Optical Flow Estimation using a Spatial Pyramid Network

TL;DR

This paper introduces SPyNet, a deep learning-based optical flow estimation method that combines classical pyramid techniques with neural networks, resulting in a simpler, more efficient, and more accurate approach than previous deep learning models like FlowNet.

Contribution

The paper presents a novel spatial pyramid network for optical flow that simplifies the model, reduces parameters by 96%, and improves accuracy over existing deep learning methods.

Findings

SPyNet outperforms FlowNet on standard benchmarks.

The model is significantly smaller and more efficient.

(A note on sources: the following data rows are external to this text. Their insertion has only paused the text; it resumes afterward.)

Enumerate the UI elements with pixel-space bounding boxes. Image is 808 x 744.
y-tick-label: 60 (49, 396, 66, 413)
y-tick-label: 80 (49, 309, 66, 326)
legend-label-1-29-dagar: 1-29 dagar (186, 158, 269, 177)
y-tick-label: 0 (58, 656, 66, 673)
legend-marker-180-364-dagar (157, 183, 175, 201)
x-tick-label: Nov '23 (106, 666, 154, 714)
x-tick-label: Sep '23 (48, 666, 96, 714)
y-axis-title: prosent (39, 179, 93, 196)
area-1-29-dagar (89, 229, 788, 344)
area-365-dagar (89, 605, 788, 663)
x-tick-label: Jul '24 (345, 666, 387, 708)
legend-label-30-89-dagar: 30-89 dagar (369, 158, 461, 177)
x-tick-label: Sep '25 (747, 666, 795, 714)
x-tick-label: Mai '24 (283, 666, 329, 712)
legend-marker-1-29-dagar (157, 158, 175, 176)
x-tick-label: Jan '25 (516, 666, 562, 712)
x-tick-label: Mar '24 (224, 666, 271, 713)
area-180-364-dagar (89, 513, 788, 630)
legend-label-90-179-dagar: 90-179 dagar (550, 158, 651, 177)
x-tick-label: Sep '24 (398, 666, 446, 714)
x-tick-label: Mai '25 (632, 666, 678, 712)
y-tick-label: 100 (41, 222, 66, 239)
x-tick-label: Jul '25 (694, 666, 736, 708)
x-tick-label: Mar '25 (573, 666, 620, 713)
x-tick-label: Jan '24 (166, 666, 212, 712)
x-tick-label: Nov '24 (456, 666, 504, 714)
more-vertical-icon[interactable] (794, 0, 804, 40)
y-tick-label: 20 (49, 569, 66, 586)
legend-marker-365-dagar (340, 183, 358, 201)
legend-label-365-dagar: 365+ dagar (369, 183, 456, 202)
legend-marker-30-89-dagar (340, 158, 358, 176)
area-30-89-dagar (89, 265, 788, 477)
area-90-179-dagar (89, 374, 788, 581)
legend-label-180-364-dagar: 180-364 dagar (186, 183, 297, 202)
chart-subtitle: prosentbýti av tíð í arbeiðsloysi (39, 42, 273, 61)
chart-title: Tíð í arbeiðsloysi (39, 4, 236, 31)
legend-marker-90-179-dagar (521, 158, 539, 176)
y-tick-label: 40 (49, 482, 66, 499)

Learned filters resemble classical spatio-temporal filters.

Abstract

We learn to compute optical flow by combining a classical spatial-pyramid formulation with deep learning. This estimates large motions in a coarse-to-fine approach by warping one image of a pair at each pyramid level by the current flow estimate and computing an update to the flow. Instead of the standard minimization of an objective function at each pyramid level, we train one deep network per level to compute the flow update. Unlike the recent FlowNet approach, the networks do not need to deal with large motions; these are dealt with by the pyramid. This has several advantages. First, our Spatial Pyramid Network (SPyNet) is much simpler and 96% smaller than FlowNet in terms of model parameters. This makes it more efficient and appropriate for embedded applications. Second, since the flow at each pyramid level is small (< 1 pixel), a convolutional approach applied to pairs of warped images is appropriate. Third, unlike FlowNet, the learned convolution filters appear similar to classical spatio-temporal filters, giving insight into the method and how to improve it. Our results are more accurate than FlowNet on most standard benchmarks, suggesting a new direction of combining classical flow methods with deep learning.